The radiologic appearance of long bone involvement is characteristic: well-delimited lytic area in the metaphysis with fine internal septations, cortical thinning, and bone expansion. There may be periosteal reaction and cortical rupture (pathologic fracture). The margin of the lesion is usually sharp and sclerotic. The radiologic features in flat bone involvement can simulate aggressive disease. On CT and MRI, fluid-fluid levels are often seen in the cavities. The soft tissues are seldom affected. In cases of pathologic fracture, there may be oedema of the soft tissues.
The etiopathogenesis of aneurysmal bone cyst is unknown. There is some debate regarding whether it is a radiologic and pathologic entity or the result of changes induced by a pre-existing lesion.
Simple bone cyst is a tumour-like lesion of unknown etiology, usually presenting as a well-defined, central lytic lesion of the metaphysis located adjacent to the epiphysis (Fig. 5, arrows). Any bone can be affected, but it most commonly occurs in the long bones, with 60% to 80% of cases involving the femur and humerus. The size of the cyst ranges from 2 to 15cm. The lesion may increase in length as the patient grows, but it never extends toward the adjacent epiphysis; hence, the growth cartilage remains intact. Pathologic fractures are common and when they occur, pain ensues. If there is no associated fracture, these lesions are usually asymptomatic.
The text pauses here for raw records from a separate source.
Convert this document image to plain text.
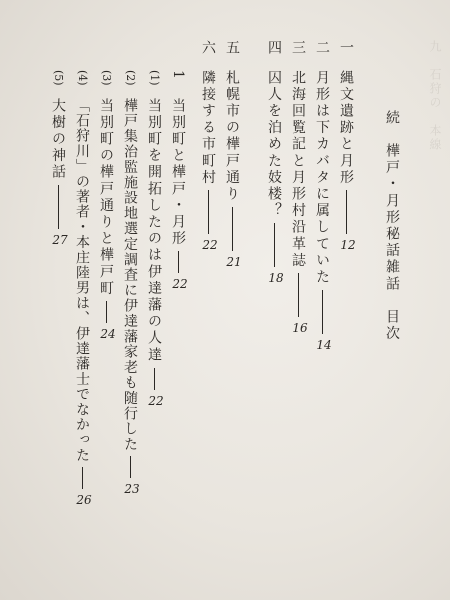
九　石狩の　本線
続　樺戸・月形秘話雑話　目次
一
二
三
四
五
六
縄文遺跡と月形12
月形は下カバタに属していた14
北海回覧記と月形村沿革誌16
囚人を泊めた妓楼？18
札幌市の樺戸通り21
隣接する市町村22
1
当別町と樺戸・月形22
(1)
(2)
(3)
(4)
(5)
当別町を開拓したのは伊達藩の人達22
樺戸集治監施設地選定調査に伊達藩家老も随行した23
当別町の樺戸通りと樺戸町24
「石狩川」の著者・本庄陸男は、伊達藩士でなかった26
大樹の神話27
Giant cell tumour is an epiphyseal bone tumour that affects patients when the growth cartilage has already fused. Most cases occur between the ages of 20 and 50 years; they are rare in children. The lesion mainly affects the long bones of the extremities (70-90% of cases), as well as the spine and pelvis. Giant cell tumour is usually a single lesion, 2 to 20cm in size. On radiographic study, it is seen as an expansive, lytic, epiphyseal lesion that extends to the subchondral bone, with well-defined borders, but no sclerosis (Fig. 6, arrows).
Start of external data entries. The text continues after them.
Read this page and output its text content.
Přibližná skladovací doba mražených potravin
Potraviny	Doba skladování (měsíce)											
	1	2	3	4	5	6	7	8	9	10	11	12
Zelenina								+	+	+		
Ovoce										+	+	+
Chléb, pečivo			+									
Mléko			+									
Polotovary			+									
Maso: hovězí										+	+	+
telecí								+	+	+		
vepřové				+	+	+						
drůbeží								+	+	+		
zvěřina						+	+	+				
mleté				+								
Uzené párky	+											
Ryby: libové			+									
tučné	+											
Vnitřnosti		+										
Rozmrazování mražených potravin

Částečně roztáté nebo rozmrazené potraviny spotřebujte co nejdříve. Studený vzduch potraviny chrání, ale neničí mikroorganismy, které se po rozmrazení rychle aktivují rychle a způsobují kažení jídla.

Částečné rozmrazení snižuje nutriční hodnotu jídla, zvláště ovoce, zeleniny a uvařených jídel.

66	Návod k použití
The differential diagnosis with aneurysmal bone cyst is based on the age at presentation and the location of the tumour within the bone. Aneurysmal bone cyst rarely affects the epiphysis and occurs when the growth cartilage still persists. Giant cell tumour affects the epiphyses of mature skeletons.
Conventional osteosarcoma is usually an extensive lesion with an aggressive radiologic appearance, including bone destruction, poorly defined margins, cortical rupture, and soft tissue invasion. One variant of this tumour, telangiectatic osteosarcoma (less than 5% of osteosarcomas) presents cystic areas of necrotic or haemorrhagic nature. On MRI, the lesion may show blood-filled cavities with an internal fluid-fluid level that can mimic aneurysmal bone cyst. The presence of periosteal reaction and soft tissue invasion (Fig. 7, arrows) helps to differentiate between these conditions.
Follow Dr. Pepe’s advice:
- Aneurysmal bone cyst appears as an expansive, lytic metaphyseal lesion in children.
- The characteristic MR findings are expansive lesion with cavities and internal fluid-fluid levels.
- Consider other conditions if the epiphyses have already fused or there is invasion of the soft tissues.
- Aneurysmal bone cyst: Value of MR imaging and conventional radiography. Eur Radiol 13:1118-24,2003.
- Imaging features of subperiosteal aneurysmal bone cyst. Acta Radiol 43:336-9, 2002.